I am currently working on F1 STEM OPT extension which is expiring on 5th July, 2020 and my husband is on H1-B with an approved I-140 for green card. My H1-B was filed this year in premium but I haven’t heard if my application was picked in the lottery. If my application is not picked in the lottery this year, I will have to move to H4 and H4-EAD to continue working in the US. So, in my case, what will be the best and the fastest way to get converted to H4 and obtain a H4-EAD. I know I can file both together and go on a leave of absence at my job till I receive my EAD. And the estimated timeline for this might be 5-6 months. So is there any better way to move to H4 and H4-EAD with the least period of absence from my work. I was suggested to just re-enter US with a fresh H4 and then apply for EAD once I am in the country. But I don’t know if this will be faster and if it will work.

Mr. Lee answers: 
From our experience, we do not see too much benefit from your idea that you can receive a quicker adjudication of the H-4 EAD if you go outside to interview for the H-4 visa, enter the US, and then apply for the EAD alone instead of applying for both the change of status to H-4 and an employment authorization. U.S.C.I.S. accepts concurrent filings of both, and usually adjudicates the EAD application as soon as the H-4 is approved.  Also with the amount of time spent in applying for and receiving the H-4 visa overseas, there would likely not be much of a savings in time if any.

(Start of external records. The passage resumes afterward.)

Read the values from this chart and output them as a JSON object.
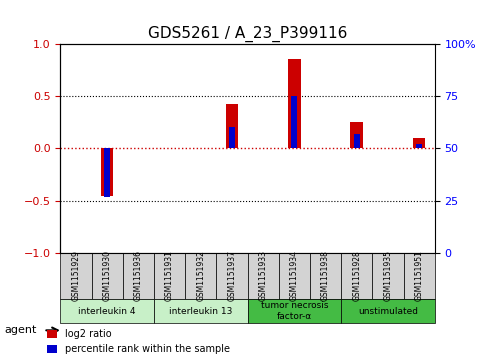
{
  "title": "GDS5261 / A_23_P399116",
  "samples": [
    "GSM1151929",
    "GSM1151930",
    "GSM1151936",
    "GSM1151931",
    "GSM1151932",
    "GSM1151937",
    "GSM1151933",
    "GSM1151934",
    "GSM1151938",
    "GSM1151928",
    "GSM1151935",
    "GSM1151951"
  ],
  "log2_ratio": [
    0.0,
    -0.45,
    0.0,
    0.0,
    0.0,
    0.42,
    0.0,
    0.85,
    0.0,
    0.25,
    0.0,
    0.1
  ],
  "percentile_rank": [
    50,
    27,
    50,
    50,
    50,
    60,
    50,
    75,
    50,
    57,
    50,
    52
  ],
  "groups": [
    {
      "label": "interleukin 4",
      "start": 0,
      "end": 3,
      "color": "#c8f0c8"
    },
    {
      "label": "interleukin 13",
      "start": 3,
      "end": 6,
      "color": "#c8f0c8"
    },
    {
      "label": "tumor necrosis\nfactor-α",
      "start": 6,
      "end": 9,
      "color": "#44bb44"
    },
    {
      "label": "unstimulated",
      "start": 9,
      "end": 12,
      "color": "#44bb44"
    }
  ],
  "ylim_left": [
    -1,
    1
  ],
  "ylim_right": [
    0,
    100
  ],
  "yticks_left": [
    -1,
    -0.5,
    0,
    0.5,
    1
  ],
  "yticks_right": [
    0,
    25,
    50,
    75,
    100
  ],
  "ytick_labels_right": [
    "0",
    "25",
    "50",
    "75",
    "100%"
  ],
  "hline_y": [
    0.5,
    0,
    -0.5
  ],
  "bar_width": 0.4,
  "red_color": "#cc0000",
  "blue_color": "#0000cc",
  "legend_red": "log2 ratio",
  "legend_blue": "percentile rank within the sample",
  "agent_label": "agent",
  "bg_sample_color": "#d3d3d3",
  "title_fontsize": 11
}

2. Asylum Denied and Placed in Removal Preceding. I Married a US Citizen and Had I-130 Interview. Can I Travel Abroad and Return Back?

I was denied asylum and placed in removal preceding, recently I married US Citizen and had my I-130 interview. Can I travel abroad and return back to my husband in US ( I mean if I apply for advanced parole)?

Mr. Lee answers: 
U.S.C.I.S. has a rule of not giving advance paroles to individuals in removal proceedings. Although the Board of Immigration Appeals had a ruling that departures under advance parole do not count as “entries”, that ruling did not touch upon persons under removal proceedings.  There is the danger that you would be seen as having removed yourself by leaving the US and face a bar on reentry to the country even if you somehow managed to obtain advance parole. 

3. If a Person Was Charged with Embezzlement and Served Jail Time Before Being Deported in 2008, Can He Return to the United States?

A family member was charged with embezzlement back in 2006 in CA. The said person then served time in prison and was deported either in 2008 or 2009. since it has been some years since then, if I was to start the process on applying for a green card on their behalf would it be worth it or would I be wasting my time

Mr. Lee answers:
Embezzlement is a crime involving moral turpitude at the very least and an aggravated felony at the worst if the amount embezzled exceeded $10,000 or the individual was sentenced to at least 1 year imprisonment. If there is to be a chance, there must be a petitioner capable of providing the basis upon which he can immigrate to the US, e.g. US citizen or permanent resident wife or child over the age of 21. He would also have to apply for a waiver of the crime, and so would have to have a spouse, parent, son or daughter who would suffer extreme hardship if the waiver application was turned down. Lacking those circumstances, you should not go forward.  Even with the elements in place, the chances of success are problematic.